Exoplanets is the term used for planets beyond our solar system, those that orbit stars other than our Sun. Astronomers have confirmed detections of over 5,000 exoplanets, and another 8,000+ candidates. For the latest numbers, go here.
In a few cases, the orbit of an exoplanet happens to be in position that the planet passes through our line of sight. This is to say, the planet blocks part of the star’s light once during each orbit.
These are called transiting planets.
Telescopes can do more than take pictures–their electronic detectors gather light; and the digital images derived from this electronic data contain information about the amount of light reaching the telescope from each star.
Planets do not shine with visible light of their own, and are so dim and small compared to the stars they orbit, it is only in very rare circumstances that we can use current telescopes to detect these planets directly.
Even a small telescope, is sensitive enough to detect a some drop in the amount of light reaching the telescope when the image is taken.
For the reduction of my lightcurves, some of the tools I used for this research included Python coding with "EXOTIC" which stands for EXOplanet Transit Interpretation Code, through Google Colab or Jupyter Notebooks.
To “reduce” a light curve means to extract the data I'm interested in, from a large set of images. Part of this process also included creating a star chart manually in order to help the coding system to find the desired target.

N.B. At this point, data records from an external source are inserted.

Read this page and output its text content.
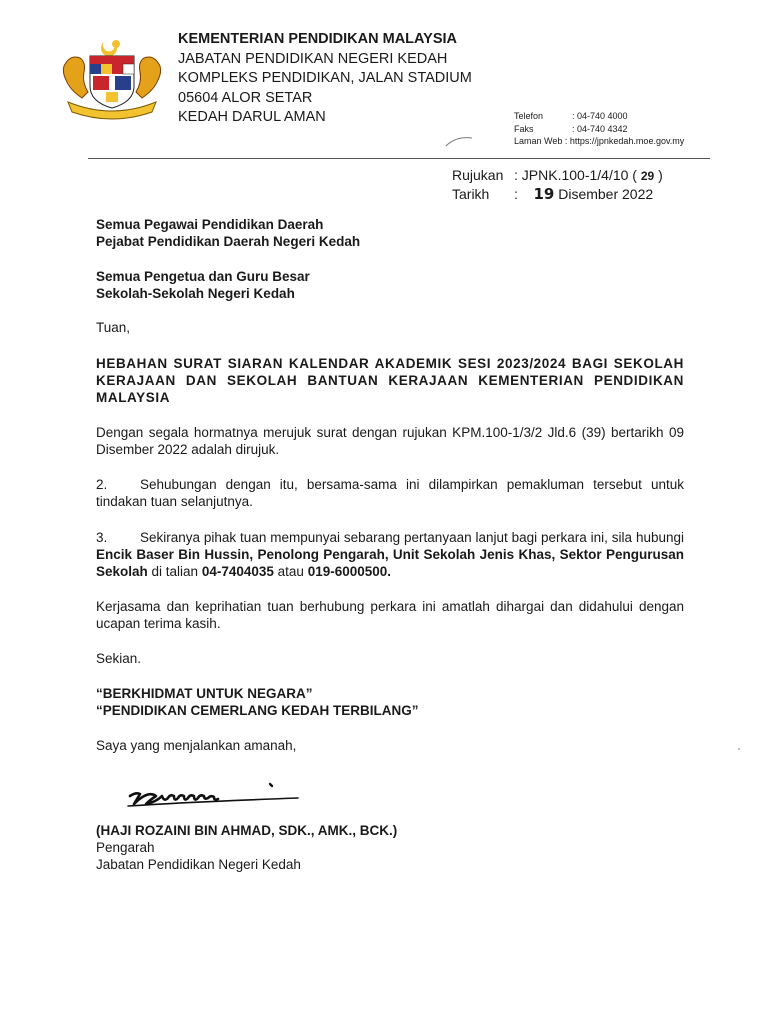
KEMENTERIAN PENDIDIKAN MALAYSIA
JABATAN PENDIDIKAN NEGERI KEDAH
KOMPLEKS PENDIDIKAN, JALAN STADIUM
05604 ALOR SETAR
KEDAH DARUL AMAN	Telefon	: 04-740 4000
Faks	: 04-740 4342
Laman Web : https://jpnkedah.moe.gov.my
Rujukan : JPNK.100-1/4/10 ( 29 )
Tarikh : 19 Disember 2022
Semua Pegawai Pendidikan Daerah
Pejabat Pendidikan Daerah Negeri Kedah
Semua Pengetua dan Guru Besar
Sekolah-Sekolah Negeri Kedah
Tuan,
HEBAHAN SURAT SIARAN KALENDAR AKADEMIK SESI 2023/2024 BAGI SEKOLAH KERAJAAN DAN SEKOLAH BANTUAN KERAJAAN KEMENTERIAN PENDIDIKAN MALAYSIA
Dengan segala hormatnya merujuk surat dengan rujukan KPM.100-1/3/2 Jld.6 (39) bertarikh 09 Disember 2022 adalah dirujuk.
2. Sehubungan dengan itu, bersama-sama ini dilampirkan pemakluman tersebut untuk tindakan tuan selanjutnya.
3. Sekiranya pihak tuan mempunyai sebarang pertanyaan lanjut bagi perkara ini, sila hubungi Encik Baser Bin Hussin, Penolong Pengarah, Unit Sekolah Jenis Khas, Sektor Pengurusan Sekolah di talian 04-7404035 atau 019-6000500.
Kerjasama dan keprihatian tuan berhubung perkara ini amatlah dihargai dan didahului dengan ucapan terima kasih.
Sekian.
“BERKHIDMAT UNTUK NEGARA”
“PENDIDIKAN CEMERLANG KEDAH TERBILANG”
Saya yang menjalankan amanah,
(HAJI ROZAINI BIN AHMAD, SDK., AMK., BCK.)
Pengarah
Jabatan Pendidikan Negeri Kedah
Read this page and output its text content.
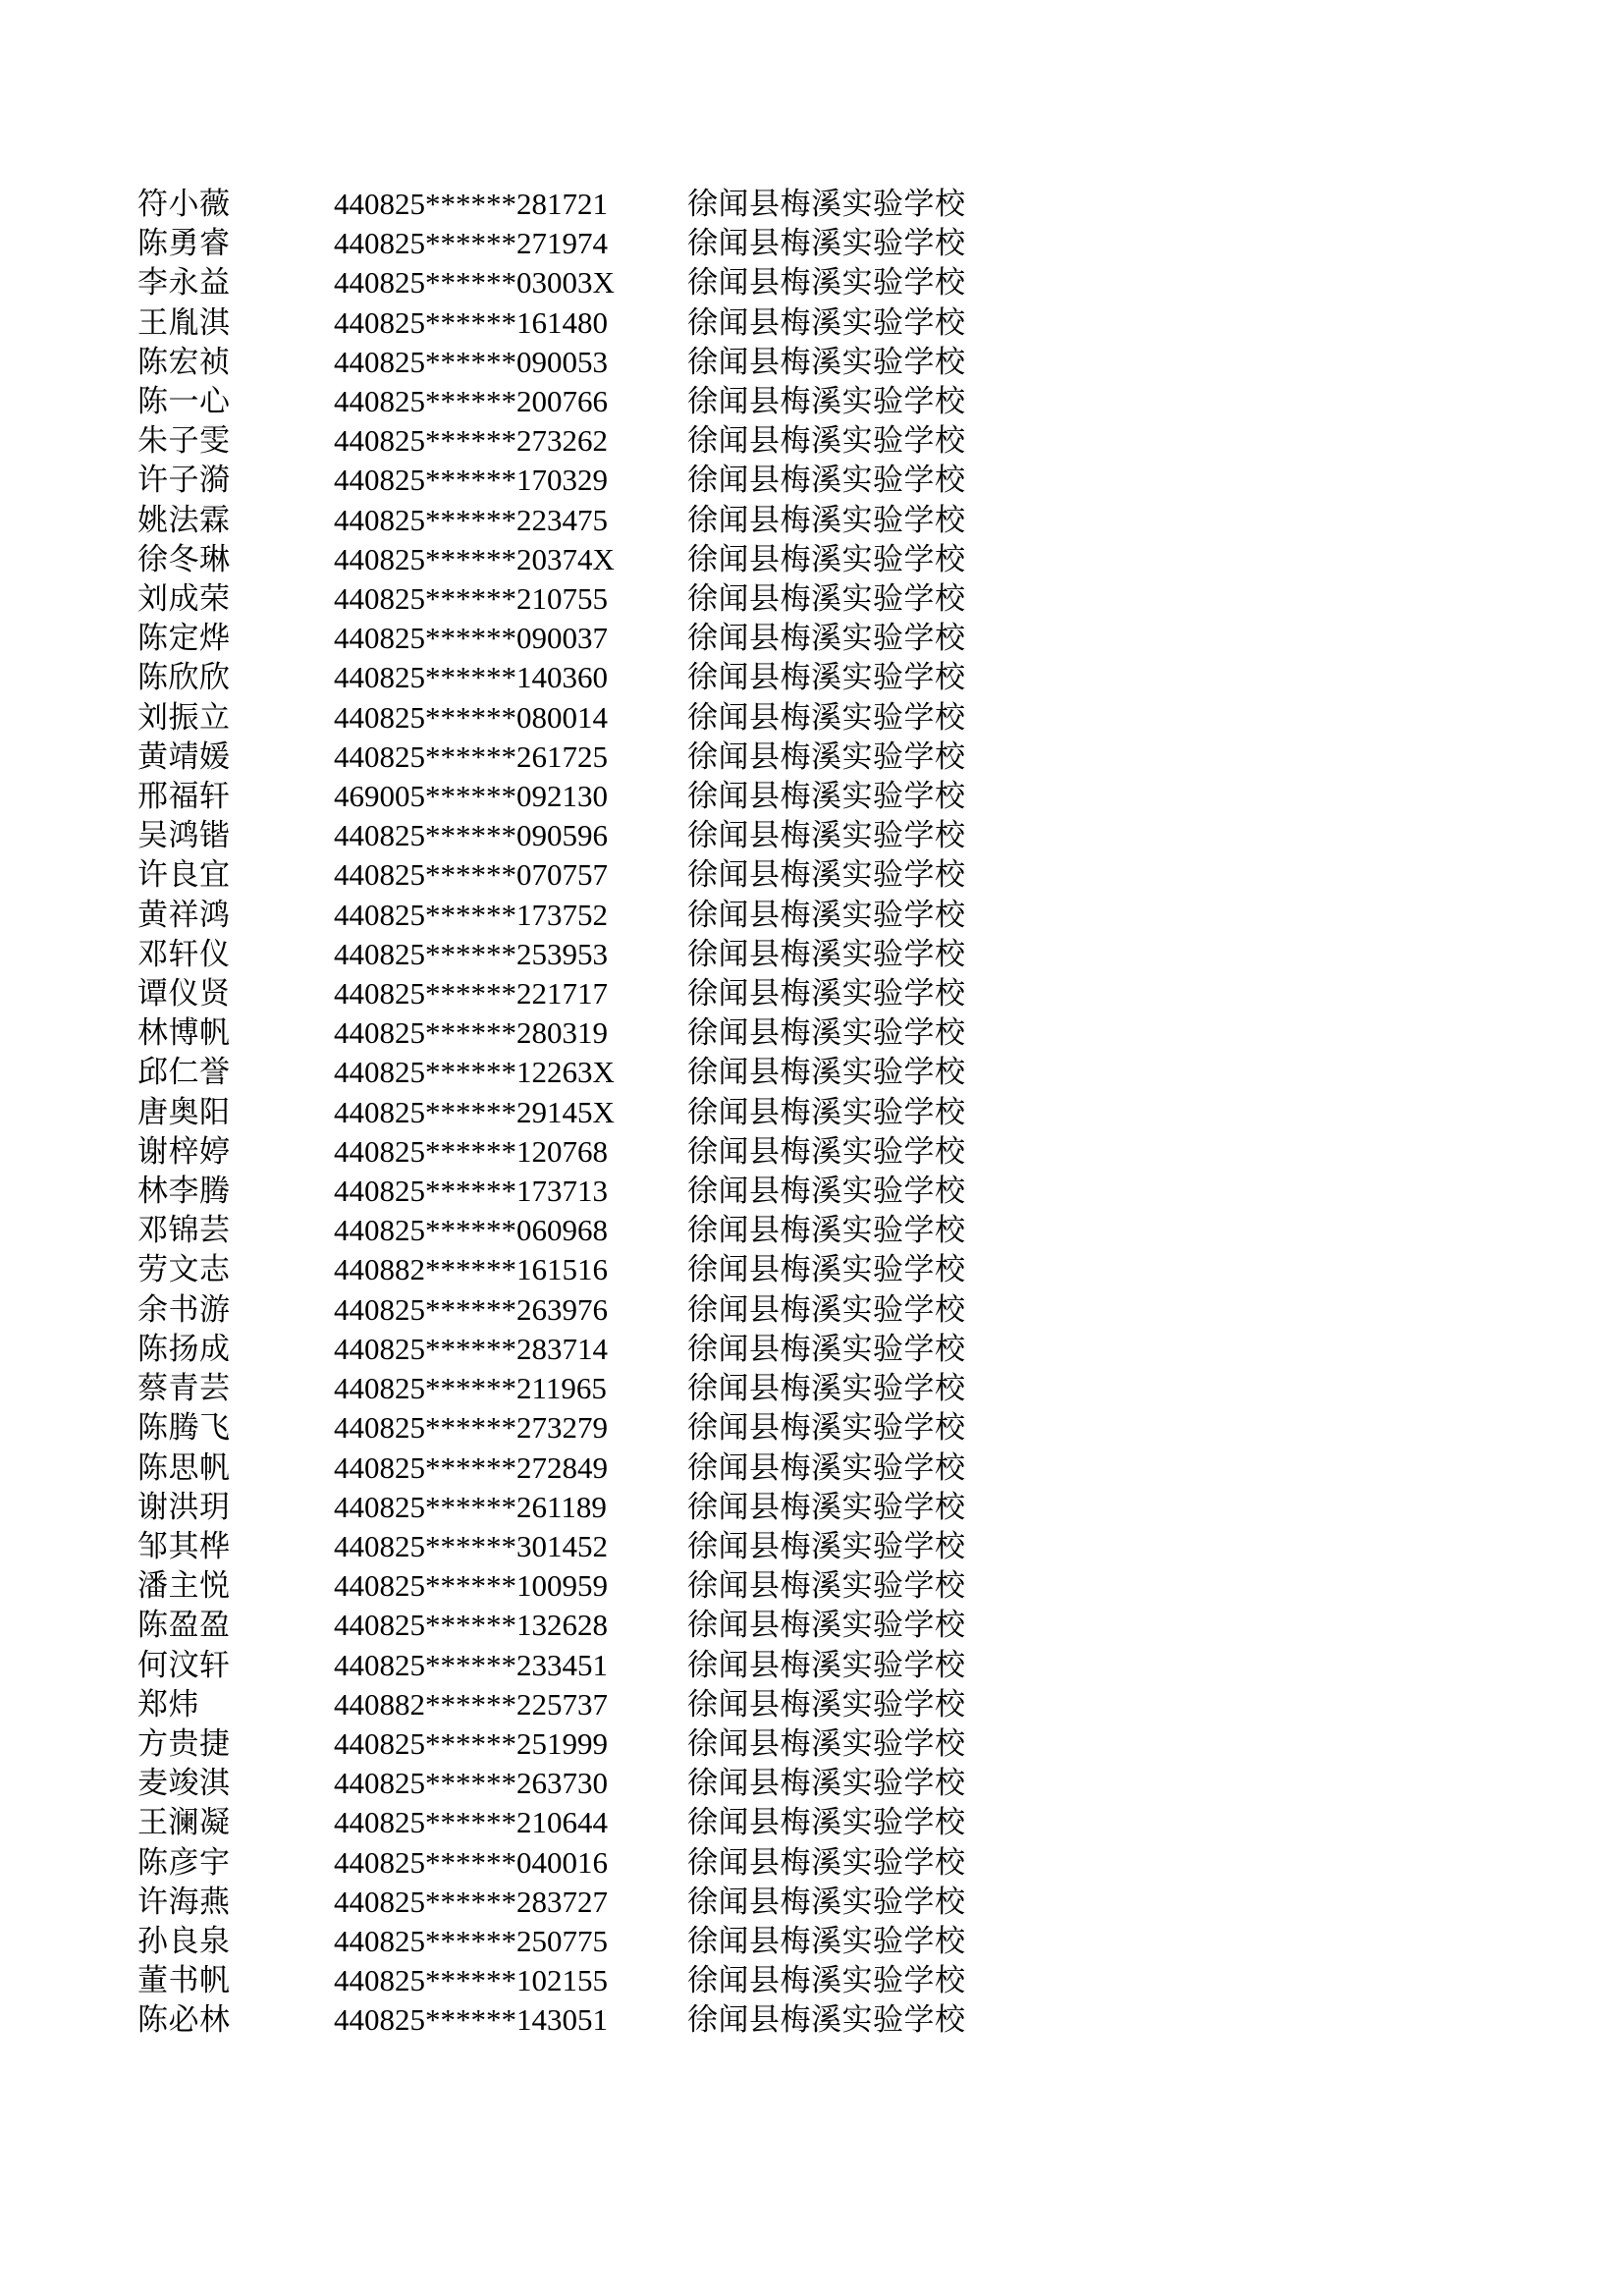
符小薇	440825******281721	徐闻县梅溪实验学校
陈勇睿	440825******271974	徐闻县梅溪实验学校
李永益	440825******03003X	徐闻县梅溪实验学校
王胤淇	440825******161480	徐闻县梅溪实验学校
陈宏祯	440825******090053	徐闻县梅溪实验学校
陈一心	440825******200766	徐闻县梅溪实验学校
朱子雯	440825******273262	徐闻县梅溪实验学校
许子漪	440825******170329	徐闻县梅溪实验学校
姚法霖	440825******223475	徐闻县梅溪实验学校
徐冬琳	440825******20374X	徐闻县梅溪实验学校
刘成荣	440825******210755	徐闻县梅溪实验学校
陈定烨	440825******090037	徐闻县梅溪实验学校
陈欣欣	440825******140360	徐闻县梅溪实验学校
刘振立	440825******080014	徐闻县梅溪实验学校
黄靖媛	440825******261725	徐闻县梅溪实验学校
邢福轩	469005******092130	徐闻县梅溪实验学校
吴鸿锴	440825******090596	徐闻县梅溪实验学校
许良宜	440825******070757	徐闻县梅溪实验学校
黄祥鸿	440825******173752	徐闻县梅溪实验学校
邓轩仪	440825******253953	徐闻县梅溪实验学校
谭仪贤	440825******221717	徐闻县梅溪实验学校
林博帆	440825******280319	徐闻县梅溪实验学校
邱仁誉	440825******12263X	徐闻县梅溪实验学校
唐奥阳	440825******29145X	徐闻县梅溪实验学校
谢梓婷	440825******120768	徐闻县梅溪实验学校
林李腾	440825******173713	徐闻县梅溪实验学校
邓锦芸	440825******060968	徐闻县梅溪实验学校
劳文志	440882******161516	徐闻县梅溪实验学校
余书游	440825******263976	徐闻县梅溪实验学校
陈扬成	440825******283714	徐闻县梅溪实验学校
蔡青芸	440825******211965	徐闻县梅溪实验学校
陈腾飞	440825******273279	徐闻县梅溪实验学校
陈思帆	440825******272849	徐闻县梅溪实验学校
谢洪玥	440825******261189	徐闻县梅溪实验学校
邹其桦	440825******301452	徐闻县梅溪实验学校
潘主悦	440825******100959	徐闻县梅溪实验学校
陈盈盈	440825******132628	徐闻县梅溪实验学校
何汶轩	440825******233451	徐闻县梅溪实验学校
郑炜	440882******225737	徐闻县梅溪实验学校
方贵捷	440825******251999	徐闻县梅溪实验学校
麦竣淇	440825******263730	徐闻县梅溪实验学校
王澜凝	440825******210644	徐闻县梅溪实验学校
陈彦宇	440825******040016	徐闻县梅溪实验学校
许海燕	440825******283727	徐闻县梅溪实验学校
孙良泉	440825******250775	徐闻县梅溪实验学校
董书帆	440825******102155	徐闻县梅溪实验学校
陈必林	440825******143051	徐闻县梅溪实验学校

A comprehensive star chart can be created by using the American Association of Variable Star Observers (AAVSO) plotter.
My first AAVSO star chart and field of view with target and comp stars
One of my first lightcurve reductions shown here, of target HAT-P-54 b.
Part of this process included calculating values such as transit depth in (Rp2/Rs2), transit depth uncertainty, mid-transit and mid-transit uncertainty and sigma values.
O-C Plots and the Posterior Distributions of the Updated Mid-Transit Times and Period
"Observed - Computed Plot"
The Gaussian histogram tells us the value that a parameter could be while still fitting the data. The width of the distribution tells us there is some level of uncertainty in the measurement.
The circular boxes tell us how different parameters are correlated with each other, and the more circular it is, the more independent the two parameters are.
My O-C Plots as example for visualization
Though interesting, exoplanets were never a particular area of focus for me. It became a really big part of my day to day for quite a while, and I look forward to what this area of Astronomy will bring us in the future with future ground and space based observation.